In an unprecedented action that could impact the Zee-Sony merger, the Securities and Exchange Board of India (Sebi) has barred Subhash Chandra, chief of the Essel group, and Punit Goenka, managing director & CEO of Zee Entertainment Enterprises Ltd (Zee), from holding any directorial or key managerial positions in any listed companies or its subsidiaries until further orders.
The capital market regulator has allegedly found out that Chandra and Goenka abused their position as director or key managerial person (KMP) of a listed firm to siphon off funds.
“Although the promoter family is only holding 3.99 per cent shares in Zee, Subhash Chandra and Punit Goenka continue to be at the helm of affairs of Zee.
“Considering the above, I am of the opinion that, while the investigation is still underway, their continuation as a director/KMP in any listed company or its subsidiaries is likely to be prejudicial to the interest of those companies, particularly its investors.’’
‘’Therefore, I am convinced that, pending completionof investigation by Sebi, interim directions need to be issued to safeguard the management of such companies and protect their investors and other stakeholders,’’ Ashwani Bhatia, whole-time member of Sebi, said in a 16-page order.
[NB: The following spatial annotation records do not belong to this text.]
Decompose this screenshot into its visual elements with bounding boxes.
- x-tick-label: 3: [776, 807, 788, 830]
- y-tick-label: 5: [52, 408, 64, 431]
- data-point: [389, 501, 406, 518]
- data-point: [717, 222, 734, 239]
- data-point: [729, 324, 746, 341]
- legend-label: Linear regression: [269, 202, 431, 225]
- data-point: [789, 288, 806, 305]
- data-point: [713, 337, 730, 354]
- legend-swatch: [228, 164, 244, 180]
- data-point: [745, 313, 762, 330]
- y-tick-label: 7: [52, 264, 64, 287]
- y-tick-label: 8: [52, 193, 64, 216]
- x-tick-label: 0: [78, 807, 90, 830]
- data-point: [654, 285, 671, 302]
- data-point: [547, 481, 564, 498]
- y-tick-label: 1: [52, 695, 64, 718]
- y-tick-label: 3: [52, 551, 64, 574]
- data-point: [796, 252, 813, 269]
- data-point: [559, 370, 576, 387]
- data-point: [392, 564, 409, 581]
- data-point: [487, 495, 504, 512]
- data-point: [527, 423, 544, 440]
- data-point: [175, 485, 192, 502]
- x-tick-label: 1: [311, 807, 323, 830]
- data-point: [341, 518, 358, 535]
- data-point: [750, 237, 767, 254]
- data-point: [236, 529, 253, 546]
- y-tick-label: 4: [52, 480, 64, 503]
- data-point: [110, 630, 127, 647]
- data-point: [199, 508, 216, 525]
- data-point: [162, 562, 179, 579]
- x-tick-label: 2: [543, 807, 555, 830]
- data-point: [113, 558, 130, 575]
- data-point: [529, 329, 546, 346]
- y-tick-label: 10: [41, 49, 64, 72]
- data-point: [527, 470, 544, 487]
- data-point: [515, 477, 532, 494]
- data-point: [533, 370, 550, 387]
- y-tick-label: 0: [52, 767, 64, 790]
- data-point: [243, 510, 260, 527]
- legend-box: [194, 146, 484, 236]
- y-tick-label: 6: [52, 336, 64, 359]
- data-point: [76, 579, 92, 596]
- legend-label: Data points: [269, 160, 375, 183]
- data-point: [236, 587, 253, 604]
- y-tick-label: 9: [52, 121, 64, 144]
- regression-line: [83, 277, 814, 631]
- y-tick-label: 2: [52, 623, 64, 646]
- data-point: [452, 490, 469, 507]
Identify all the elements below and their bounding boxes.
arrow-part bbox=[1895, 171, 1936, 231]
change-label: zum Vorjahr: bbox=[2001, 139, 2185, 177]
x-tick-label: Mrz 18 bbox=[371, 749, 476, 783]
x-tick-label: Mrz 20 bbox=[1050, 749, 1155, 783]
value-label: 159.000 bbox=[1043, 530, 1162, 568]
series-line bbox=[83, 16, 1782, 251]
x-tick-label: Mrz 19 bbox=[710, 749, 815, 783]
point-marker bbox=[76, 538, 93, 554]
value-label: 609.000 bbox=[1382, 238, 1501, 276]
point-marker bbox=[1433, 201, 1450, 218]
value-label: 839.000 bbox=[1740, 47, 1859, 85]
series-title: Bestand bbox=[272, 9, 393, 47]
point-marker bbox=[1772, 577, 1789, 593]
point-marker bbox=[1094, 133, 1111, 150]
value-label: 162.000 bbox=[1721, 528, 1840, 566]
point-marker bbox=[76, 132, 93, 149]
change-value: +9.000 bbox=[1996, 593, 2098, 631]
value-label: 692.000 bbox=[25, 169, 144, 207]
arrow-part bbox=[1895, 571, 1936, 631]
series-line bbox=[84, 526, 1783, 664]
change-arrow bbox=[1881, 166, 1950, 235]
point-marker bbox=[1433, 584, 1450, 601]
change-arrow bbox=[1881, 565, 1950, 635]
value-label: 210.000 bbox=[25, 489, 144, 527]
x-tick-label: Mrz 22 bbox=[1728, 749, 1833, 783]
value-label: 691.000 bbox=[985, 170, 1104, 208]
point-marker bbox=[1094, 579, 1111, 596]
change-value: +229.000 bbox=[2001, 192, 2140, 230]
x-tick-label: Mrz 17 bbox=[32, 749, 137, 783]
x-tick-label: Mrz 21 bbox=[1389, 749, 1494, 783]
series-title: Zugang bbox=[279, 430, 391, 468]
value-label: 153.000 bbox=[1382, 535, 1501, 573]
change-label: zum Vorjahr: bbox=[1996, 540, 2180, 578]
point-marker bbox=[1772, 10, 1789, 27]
According to the market regulator, Chandra and Goenka ``alienated the assets of Zee’’ and other listed companies of Essel group for the benefit of associate entities, which are owned and controlled by them.
“The siphoning of funds appears to be a well-planned scheme since, in some instances layering of transactions involved using as many as 13 entities as pass-through entities within a short period of two days only.
The fact that some of the entities used in these layers are common to the ones used for fund diversion in the Shirpur Gold Refinery Ltd (SGRL) case only strengthens the prima facie finding in this case that funds have been diverted from Zee, which need to be investigated thoroughly’’, Sebi said.
In April, Sebi had issued interim order-cum-show-cause notices against SGRL, its erstwhile chairman Amit Goenka, promoter Jayneer Infrapower and Multiventures and five others for allegedly siphoning off funds from the company and violating other rules. SGRL was taken to the NCLT by its lenders.
In its 44-page interim order, Sebi had observed that the financial statements of SGRL were misrepresented to facilitate diversion of its assets to Jayneer via promoter-connected entities.
This in turn led to the sale of assets to the connected entities without receipt of consideration from them.